Monday, January 20, 2014

A few more owners of the West Parcel: E.E. Scott and J.H. Jenkins

A visit to the Northwest Regional Branch of the Washington State Archives last week revealed that the West Parcel of the Point changed hands a few more times than previously thought.

E.E. Scott

When Thomas McTighe, the original homesteader, died in 1909, he evidently died intestate, as his estate, including his land at Lake Samish, came under the administration of F.J. Barlow of the State of Washington.

On April 22, 1910, F.J. Barlow executed an administrator's deed to sell the Lake Samish property to E.E. Scott for $3,000, as shown in the pages below from the deed volume.

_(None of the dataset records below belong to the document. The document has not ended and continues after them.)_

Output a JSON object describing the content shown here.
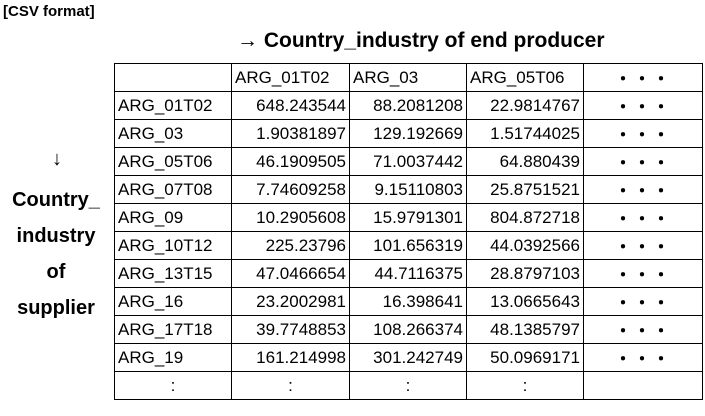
{
  "format_label": "[CSV format]",
  "top_axis_label": "→ Country_industry of end producer",
  "side_arrow": "↓",
  "side_axis_lines": [
    "Country_",
    "industry",
    "of",
    "supplier"
  ],
  "table": {
    "corner": "",
    "columns": [
      "ARG_01T02",
      "ARG_03",
      "ARG_05T06",
      "・・・"
    ],
    "rows": [
      {
        "label": "ARG_01T02",
        "values": [
          "648.243544",
          "88.2081208",
          "22.9814767"
        ],
        "more": "・・・"
      },
      {
        "label": "ARG_03",
        "values": [
          "1.90381897",
          "129.192669",
          "1.51744025"
        ],
        "more": "・・・"
      },
      {
        "label": "ARG_05T06",
        "values": [
          "46.1909505",
          "71.0037442",
          "64.880439"
        ],
        "more": "・・・"
      },
      {
        "label": "ARG_07T08",
        "values": [
          "7.74609258",
          "9.15110803",
          "25.8751521"
        ],
        "more": "・・・"
      },
      {
        "label": "ARG_09",
        "values": [
          "10.2905608",
          "15.9791301",
          "804.872718"
        ],
        "more": "・・・"
      },
      {
        "label": "ARG_10T12",
        "values": [
          "225.23796",
          "101.656319",
          "44.0392566"
        ],
        "more": "・・・"
      },
      {
        "label": "ARG_13T15",
        "values": [
          "47.0466654",
          "44.7116375",
          "28.8797103"
        ],
        "more": "・・・"
      },
      {
        "label": "ARG_16",
        "values": [
          "23.2002981",
          "16.398641",
          "13.0665643"
        ],
        "more": "・・・"
      },
      {
        "label": "ARG_17T18",
        "values": [
          "39.7748853",
          "108.266374",
          "48.1385797"
        ],
        "more": "・・・"
      },
      {
        "label": "ARG_19",
        "values": [
          "161.214998",
          "301.242749",
          "50.0969171"
        ],
        "more": "・・・"
      }
    ],
    "last_row": [
      ":",
      ":",
      ":",
      ":",
      ""
    ]
  }
}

Source of both images: Washington State Archives, Northwest Regional Branch

According to Lottie Roeder Roth's History of Whatcom County Volume 2, E.E. Scott was born in Kansas. After working in the lumber business in Iowa and North Dakota, he came to Washington and eventually settled in Bellingham in 1906, where he became sales manager for Whatcom Falls Mill Company.

George Loggie

Whatcom Falls Mill Company was owned by George W. Loggie, whom we know owned the West Parcel of the Point in 1916. And in fact it was Scott who sold it to him. On May 10, 1910, less than three weeks after Scott purchased McTighe's Lake Samish land for $3,000, he sold it to George Loggie for "One dollar and other considerations in hand paid."

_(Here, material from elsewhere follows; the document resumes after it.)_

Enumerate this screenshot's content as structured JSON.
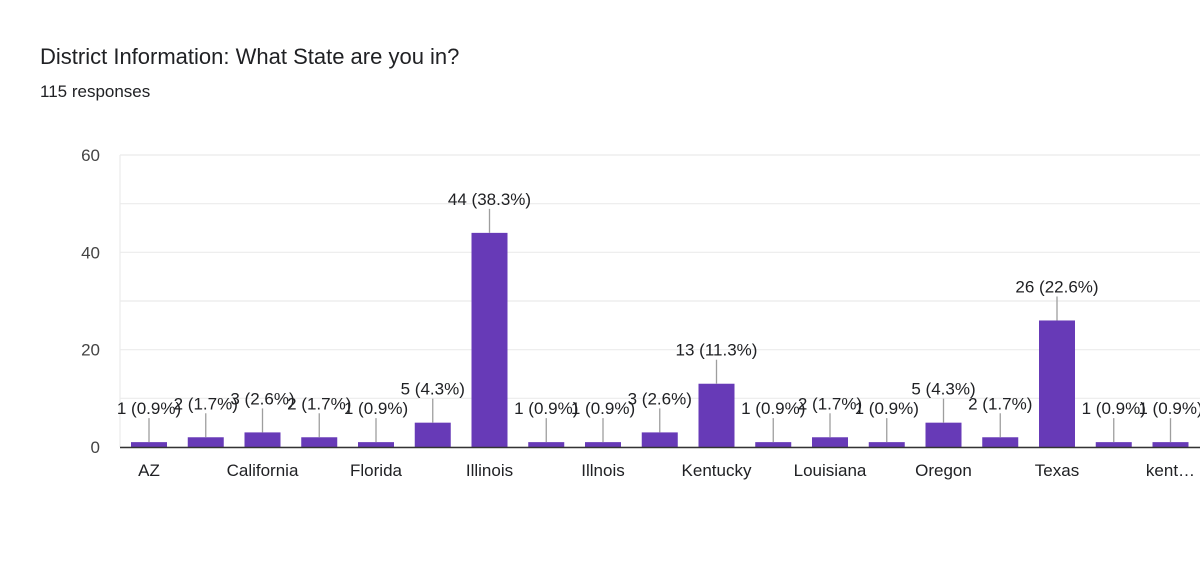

Presumably, Scott procured the property on behalf of his boss in the first place, and was compensated for it via those "other considerations" obliquely mentioned in the deed.

J.H. Jenkins

Another new owner name was discovered in a 1929 map from the Whatcom Photo Archives, which shows that the West Parcel of the Point was owned by someone named J.H. Jenkins.

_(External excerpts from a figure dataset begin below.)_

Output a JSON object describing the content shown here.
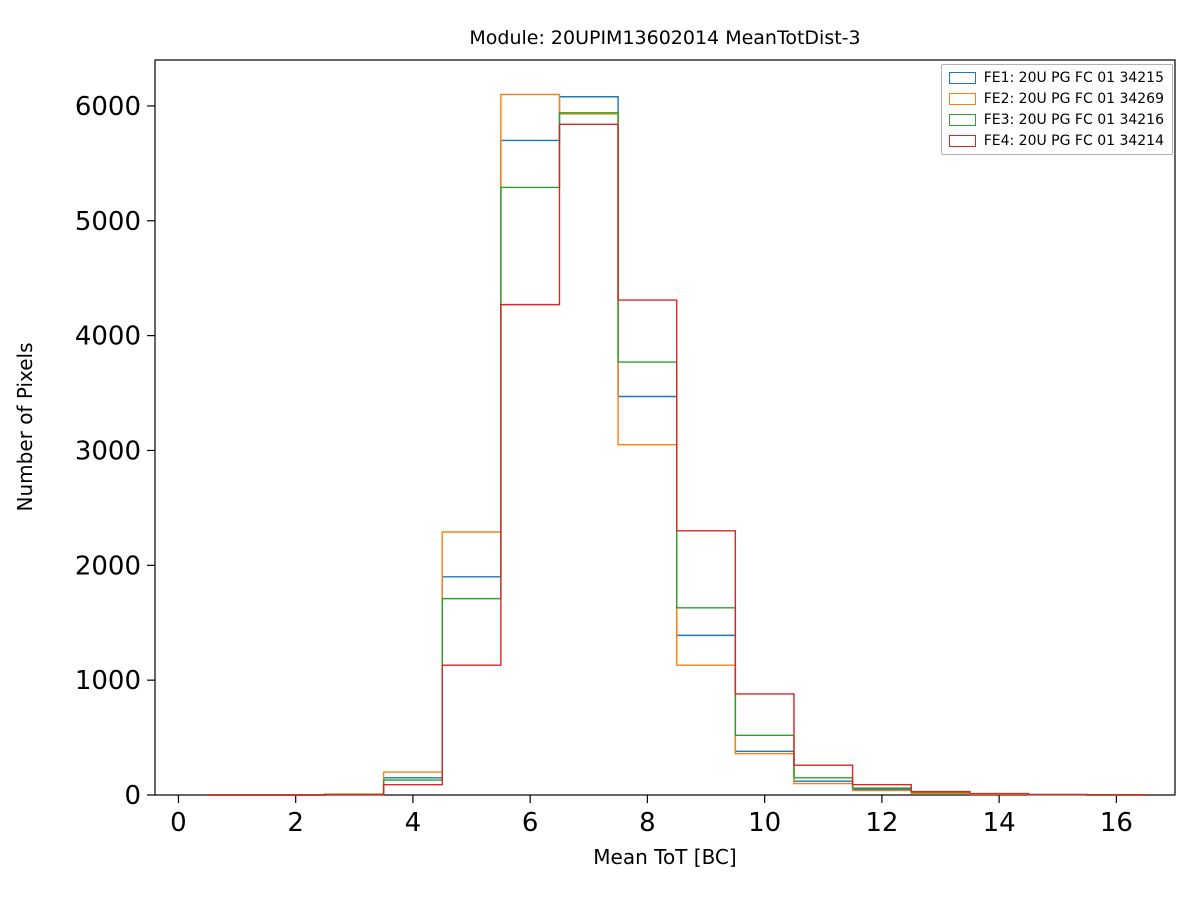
{
  "figure": {
    "title": "Module: 20UPIM13602014 MeanTotDist-3",
    "xlabel": "Mean ToT [BC]",
    "ylabel": "Number of Pixels"
  },
  "chart_data": {
    "type": "histogram-step",
    "title": "Module: 20UPIM13602014 MeanTotDist-3",
    "xlabel": "Mean ToT [BC]",
    "ylabel": "Number of Pixels",
    "xlim": [
      -0.4,
      17.0
    ],
    "ylim": [
      0,
      6400
    ],
    "xticks": [
      0,
      2,
      4,
      6,
      8,
      10,
      12,
      14,
      16
    ],
    "yticks": [
      0,
      1000,
      2000,
      3000,
      4000,
      5000,
      6000
    ],
    "grid": false,
    "legend_position": "upper right",
    "bin_edges": [
      0.5,
      1.5,
      2.5,
      3.5,
      4.5,
      5.5,
      6.5,
      7.5,
      8.5,
      9.5,
      10.5,
      11.5,
      12.5,
      13.5,
      14.5,
      15.5,
      16.5
    ],
    "bin_centers": [
      1,
      2,
      3,
      4,
      5,
      6,
      7,
      8,
      9,
      10,
      11,
      12,
      13,
      14,
      15,
      16
    ],
    "series": [
      {
        "name": "FE1: 20U PG FC 01 34215",
        "color": "#1f77b4",
        "values": [
          0,
          0,
          5,
          150,
          1900,
          5700,
          6080,
          3470,
          1390,
          380,
          120,
          50,
          20,
          8,
          3,
          0
        ]
      },
      {
        "name": "FE2: 20U PG FC 01 34269",
        "color": "#ff7f0e",
        "values": [
          0,
          0,
          8,
          200,
          2290,
          6100,
          5930,
          3050,
          1130,
          360,
          100,
          40,
          15,
          5,
          2,
          0
        ]
      },
      {
        "name": "FE3: 20U PG FC 01 34216",
        "color": "#2ca02c",
        "values": [
          0,
          0,
          5,
          130,
          1710,
          5290,
          5940,
          3770,
          1630,
          520,
          150,
          60,
          25,
          10,
          3,
          0
        ]
      },
      {
        "name": "FE4: 20U PG FC 01 34214",
        "color": "#d62728",
        "values": [
          0,
          0,
          3,
          90,
          1130,
          4270,
          5840,
          4310,
          2300,
          880,
          260,
          90,
          30,
          12,
          5,
          2
        ]
      }
    ]
  }
}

Source: Whatcom Photo Archives
Corroborating information about a J.H. Jenkins in Bellingham or Whatcom County has so far been hard to come by. None of the Bellingham city directories of the period show a J.H. Jenkins, for example.

Another trip to the Washington State Archives should be able to tell us if Loggie sold the property to Jenkins, and if Jenkins then sold it to Einar Erickson (the next owner we know about based on a 1934 map), or whether there were any other interim owners.